The MSM scale (and remaining threats at each level)

  1. Simple descriptive association
    • causal direction, confounders
  2. Pre-post testing
    • confounders
  3. Control group
    • nonequivalence of groups
  4. Control group plus high-quality statistical controls
    • inadequate control
  5. Randomized control group
    • inappropriate implementation and analysis

The MSM scale

It's not safe to make inferences from any trial below level 3!

So that's where we've drawn our line for “High-quality research”…

(Although you should always want the gold standard if possible!)

So finally... applications!

  1. The research basis of existing adult correctional programs in MS
    • Exhibit 2, pp. 5-6 of the Results First MS brief
  2. The cost-effectiveness of existing programs backed by high-quality research
    • Exhibit 3, p. 9 of the brief
  3. Programs backed by high quality research not currently in use in MS
    • Appendix F, pp. 28-31 of the brief
  4. Re-entry programs backed by high quality research
  5. RID and community-based Thinking for a Change

References

Coalition for Evidence-Based Policy (2013). Randomized Controlled Trials Commissioned by the Institute of Education Sciences Since 2002: How Many Found Positive Versus Weak or No Effects. Retrieved from http://coalition4evidence.org/wp-content/uploads/2013/06/IES-Commissioned-RCTs-positive-vs-weak-or-null-findings-7-2013.pdf

Farrington, D.P., Gottfredson, D.C., Sherman, L.W. & Welsh, B.C. (2002). The Maryland Scientific Methods Scale. In Farrington, D.P., MacKenzie. D. L., Sherman, L.W.,& Welsh, B.C. (Eds.), Evidence-Based Crime Prevention (pp. 13-21). London: Routledge.

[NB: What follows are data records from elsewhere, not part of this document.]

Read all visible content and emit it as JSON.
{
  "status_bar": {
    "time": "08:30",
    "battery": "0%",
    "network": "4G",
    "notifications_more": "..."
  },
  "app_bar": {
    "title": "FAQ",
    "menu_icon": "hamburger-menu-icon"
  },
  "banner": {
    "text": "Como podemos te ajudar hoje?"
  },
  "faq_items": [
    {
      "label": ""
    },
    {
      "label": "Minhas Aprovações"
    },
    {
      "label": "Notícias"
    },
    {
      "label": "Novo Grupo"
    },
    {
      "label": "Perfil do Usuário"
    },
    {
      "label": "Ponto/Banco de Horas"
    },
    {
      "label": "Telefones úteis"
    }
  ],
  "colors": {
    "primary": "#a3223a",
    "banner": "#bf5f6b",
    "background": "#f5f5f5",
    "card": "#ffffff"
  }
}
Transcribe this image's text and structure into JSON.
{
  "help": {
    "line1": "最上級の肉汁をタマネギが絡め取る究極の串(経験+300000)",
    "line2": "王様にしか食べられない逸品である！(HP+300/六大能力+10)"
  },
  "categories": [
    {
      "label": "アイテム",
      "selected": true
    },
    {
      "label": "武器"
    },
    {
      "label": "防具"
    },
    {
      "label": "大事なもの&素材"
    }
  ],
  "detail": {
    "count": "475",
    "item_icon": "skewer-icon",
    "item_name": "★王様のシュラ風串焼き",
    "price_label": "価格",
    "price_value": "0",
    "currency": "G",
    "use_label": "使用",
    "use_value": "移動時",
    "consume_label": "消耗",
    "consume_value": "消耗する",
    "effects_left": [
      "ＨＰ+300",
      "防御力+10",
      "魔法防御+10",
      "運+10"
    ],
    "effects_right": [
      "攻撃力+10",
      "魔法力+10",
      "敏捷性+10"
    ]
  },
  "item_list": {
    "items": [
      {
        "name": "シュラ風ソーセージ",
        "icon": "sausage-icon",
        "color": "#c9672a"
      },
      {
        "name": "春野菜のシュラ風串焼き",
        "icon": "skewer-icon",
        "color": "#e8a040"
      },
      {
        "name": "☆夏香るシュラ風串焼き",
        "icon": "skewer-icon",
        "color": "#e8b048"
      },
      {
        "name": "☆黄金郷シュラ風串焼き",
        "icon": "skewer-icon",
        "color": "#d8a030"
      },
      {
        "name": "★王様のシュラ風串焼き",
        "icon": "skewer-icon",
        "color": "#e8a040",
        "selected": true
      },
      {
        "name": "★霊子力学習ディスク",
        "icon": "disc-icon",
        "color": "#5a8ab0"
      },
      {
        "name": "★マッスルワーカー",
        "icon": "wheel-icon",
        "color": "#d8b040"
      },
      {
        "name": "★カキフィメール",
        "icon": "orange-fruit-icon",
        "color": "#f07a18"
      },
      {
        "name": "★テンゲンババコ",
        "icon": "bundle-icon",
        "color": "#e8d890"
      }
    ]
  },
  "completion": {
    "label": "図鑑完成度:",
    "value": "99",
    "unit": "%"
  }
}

Ioannidis, J.P.A. (2005). Contradicted and Initially Stronger Effects in Highly Cited Clinical Research. Journal of the American Medical Association, 294(2), 218-228.

Manzi, J. (2012). Uncontrolled: The Surprising Payoff of Trial-and-Error for Business, Politics, and Society. New York: Perseus Books Group.

Pearl, J. (2009). Causality (2nd ed.). Cambridge: Cambridge University Press.

Zia, M. I., Siu, L. L., Pond, G. R., & Chen, E. X. (2005). Comparison of Outcomes of Phase II Studies and Subsequent Randomized Control Studies Using Identical Chemotherapeutic Regimens. Journal of Clinical Oncology, 23(28), 6982-6991.